Conversely, a higher min_sample_split is set to prevent overfitting.
criterion measures the quality of the node split (Nodes of DecisionTrees in the RandomForest). It is selected between gini and entropy.

Hyperparameters used:

max_depth : 20
min_sample_split : 15
criterion : gini

These hyperparamters help the model overfit less and perform a better prediction over unseen data.

Fairness Analysis

One of the themes of our project is focusing on Power Outage trends across different States.

When the model was tested for it’s accuracy among different states, it was noticed that predictions on states belonging to certain regions performed worse than predictions on states belonging to other. Hence we split the dataset into different Climate Regions and tested our model accuracy on each of these datasets. The accuracy of predictions over Climate Regions are plotted below in the graph.

We notice that Climate Regions in the Southern and Western parts are experiencing worse accuracy than the ones in others. However, this is not correlated with the amount of training dataset we had per Climate Region. The plot below shows the datapoints we had per Climate Region.

We notice that there are Climate Regions having both different amount datapoints performing worse. For e.g., West has more datapoints than East North Central however has lower accuracy. Conversely, Southwest has less datapoints than Northeast and still expereinces lower accuracy predictions from the model. Hence we rule out the cause of number of datapoints per Climate Region to be a cause for the unfairness.

This is the accuracy plotted on the US Map per Climate Region.

Permutation Test on parity of accuracy between Climate Regions

To check whether the the parity of accuracy between these Climate Regions, we divided the Climate Regions into two groups. The map below shows. The red Climate Regions (lower accuracy) are one group and the blue (high accuracy) are another.

We perform the following Permutation Test

Null Hypothesis : The classifier’s accuracy is the same for both red and blue climate regions , and any differences are due to chance.

Alternative Hypothesis : The classifier’s accuracy is higher for blue climate regions.
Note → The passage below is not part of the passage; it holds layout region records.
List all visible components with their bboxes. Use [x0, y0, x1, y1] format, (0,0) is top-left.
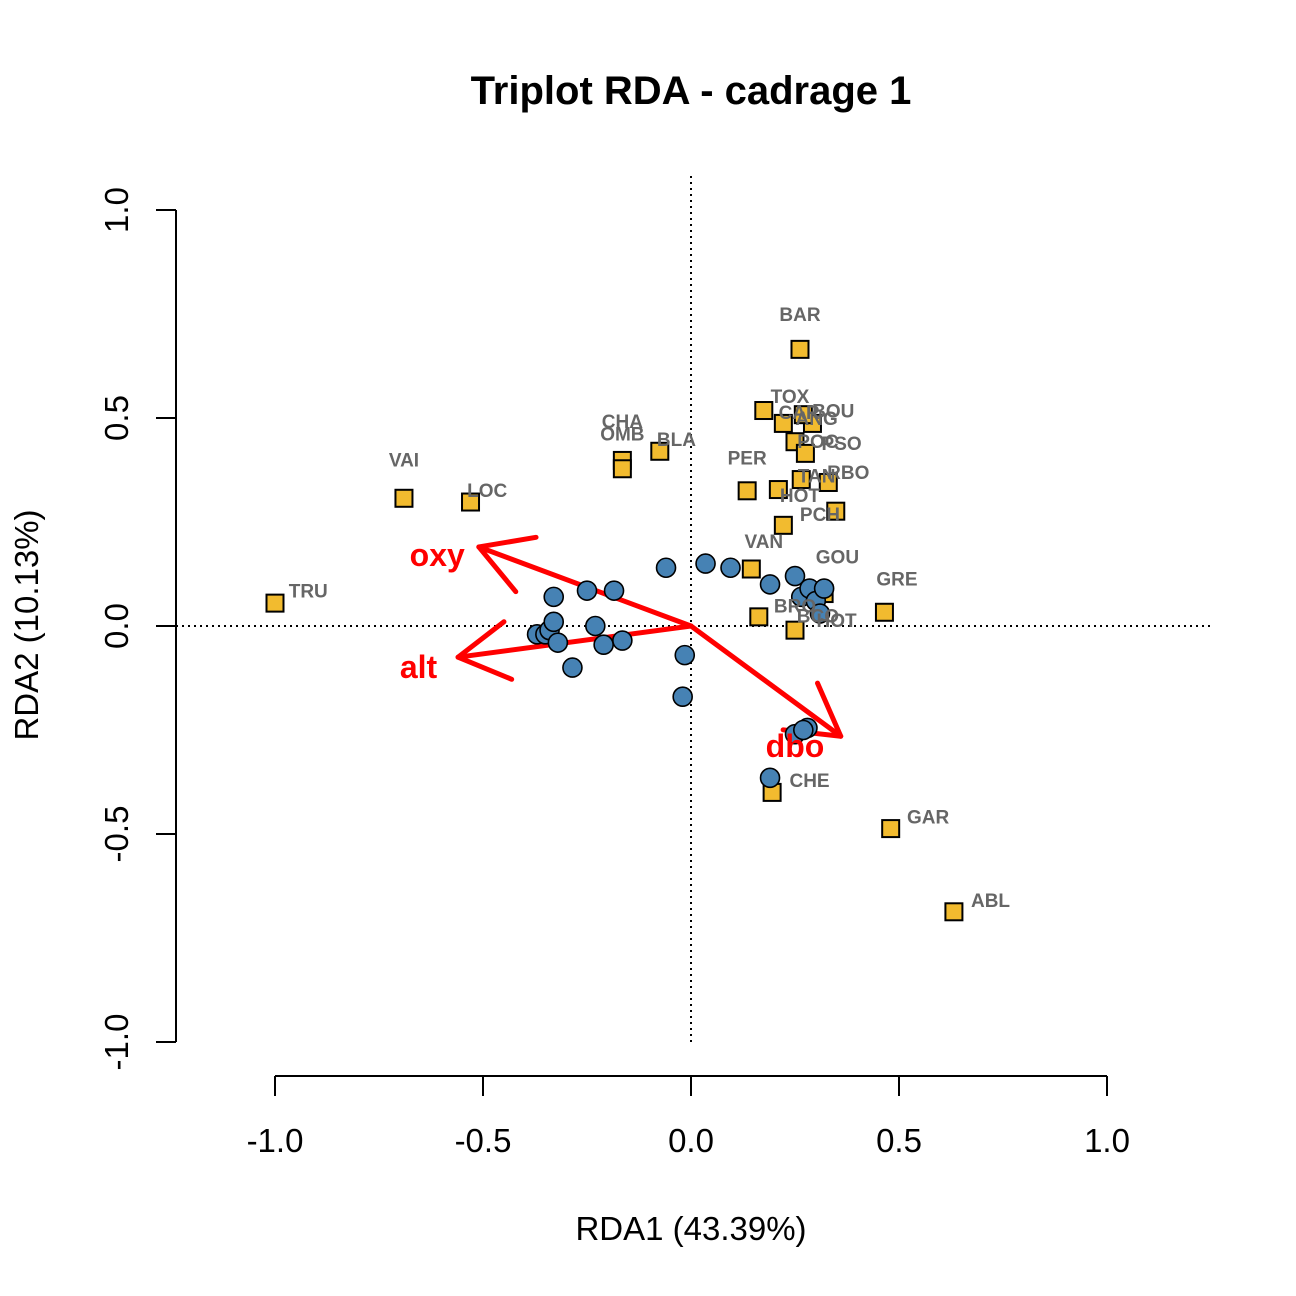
x-tick-label: -0.5	[455, 1122, 512, 1159]
site-points	[526, 553, 835, 789]
species-label-tan: TAN	[798, 467, 836, 488]
species-point-gar	[881, 819, 901, 839]
site-point	[720, 557, 741, 579]
species-label-loc: LOC	[467, 481, 507, 502]
species-label-omb: OMB	[600, 424, 644, 445]
species-label-che: CHE	[789, 771, 829, 792]
y-tick-label: 0.5	[98, 395, 135, 441]
species-point-per	[737, 481, 757, 501]
species-point-omb	[612, 459, 632, 479]
site-point	[543, 586, 565, 608]
species-label-rbo: RBO	[827, 463, 869, 484]
arrow-labels: oxy alt dbo	[400, 537, 824, 764]
arrow-shaft	[455, 623, 694, 660]
site-point	[562, 657, 583, 678]
species-label-abl: ABL	[971, 891, 1010, 912]
x-tick-label: 0.5	[876, 1122, 922, 1159]
site-point	[759, 574, 781, 595]
species-point-bar	[790, 339, 810, 359]
x-tick-label: 0.0	[668, 1122, 714, 1159]
reference-lines	[176, 176, 1212, 1044]
site-point	[547, 632, 569, 653]
arrow-label-alt: alt	[400, 649, 438, 685]
species-point-tru	[265, 593, 285, 613]
species-point-bro	[749, 607, 769, 627]
species-label-bro: BRO	[774, 596, 816, 617]
species-label-van: VAN	[744, 532, 783, 553]
species-label-car: CAR	[779, 403, 820, 424]
species-point-car	[773, 413, 793, 433]
site-point	[576, 580, 598, 601]
axes: -1.0 -0.5 0.0 0.5 1.0 -1.0 -0.5 0.0 0.5 1.0	[98, 187, 1130, 1159]
site-point	[543, 611, 565, 633]
species-point-vai	[394, 488, 414, 508]
site-point	[655, 557, 677, 579]
species-points	[265, 339, 964, 922]
species-point-bla	[650, 441, 670, 461]
arrow-head	[476, 534, 539, 595]
x-tick-label: -1.0	[247, 1122, 304, 1159]
species-point-bou	[793, 405, 813, 425]
site-point	[585, 615, 606, 637]
species-point-pso	[795, 443, 815, 463]
species-point-hot	[785, 620, 805, 640]
arrow-head	[455, 619, 515, 682]
arrow-dbo	[688, 623, 844, 739]
species-label-bla: BLA	[657, 430, 696, 451]
site-point	[593, 634, 614, 656]
site-point	[672, 686, 693, 708]
y-axis-title: RDA2 (10.13%)	[8, 509, 45, 740]
species-point-loc	[461, 492, 481, 512]
species-point-gou	[773, 515, 793, 535]
site-point	[813, 578, 835, 599]
species-label-hot: HOT	[780, 486, 821, 507]
species-label-cha: CHA	[602, 412, 643, 433]
species-label-pch: PCH	[800, 505, 840, 526]
species-point-tox	[754, 401, 774, 421]
arrow-shaft	[688, 623, 844, 739]
species-point-hot	[768, 480, 788, 500]
y-tick-label: -1.0	[98, 1014, 135, 1071]
arrow-alt	[455, 619, 694, 682]
environment-arrows	[455, 534, 844, 739]
site-point	[759, 767, 781, 789]
species-point-abl	[944, 902, 964, 922]
arrow-label-oxy: oxy	[410, 537, 465, 573]
species-label-hot: HOT	[817, 611, 858, 632]
species-label-ang: ANG	[796, 409, 838, 430]
y-tick-label: 0.0	[98, 603, 135, 649]
y-tick-label: -0.5	[98, 806, 135, 863]
species-point-gre	[874, 602, 894, 622]
species-label-bar: BAR	[779, 305, 820, 326]
species-label-per: PER	[728, 449, 767, 470]
site-point	[695, 553, 716, 574]
species-label-gou: GOU	[816, 548, 859, 569]
species-point-van	[741, 559, 761, 579]
y-tick-label: 1.0	[98, 187, 135, 233]
species-label-vai: VAI	[389, 451, 419, 472]
species-label-poc: POC	[797, 432, 838, 453]
site-point	[612, 630, 633, 651]
site-point	[809, 603, 831, 624]
x-axis-title: RDA1 (43.39%)	[575, 1210, 806, 1247]
x-tick-label: 1.0	[1084, 1122, 1130, 1159]
species-label-gre: GRE	[876, 569, 917, 590]
species-point-tan	[791, 470, 811, 490]
species-label-gar: GAR	[907, 808, 950, 829]
site-point	[784, 565, 806, 587]
species-label-pso: PSO	[822, 434, 862, 455]
species-label-bou: BOU	[812, 402, 854, 423]
site-point	[603, 580, 625, 601]
chart-title: Triplot RDA - cadrage 1	[471, 69, 912, 113]
species-point-pch	[826, 501, 846, 521]
species-point-rbo	[818, 472, 838, 492]
species-label-bco: BCO	[797, 607, 839, 628]
species-label-tru: TRU	[289, 582, 328, 603]
site-point	[793, 719, 814, 741]
site-point	[674, 644, 696, 666]
arrow-label-dbo: dbo	[766, 728, 825, 764]
species-label-tox: TOX	[771, 387, 810, 408]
Test Statistic : Absolute difference in accuracy (blue minus red) Signiface level : 0.01

Results

After running our random permutation test (permuting over 10_000 times), we found the p-value of our test statstic to be 0.00.

The plot shows the p-value among the distribution of the permuted test statstics.

Hence we reject the null hypothesis. We conclude that the model has lower accuracy for certain Climate Regions.

This may have occured due to different way data collection method in states of those Climate Regions compared to the others, which the model might not have been able to fit properly.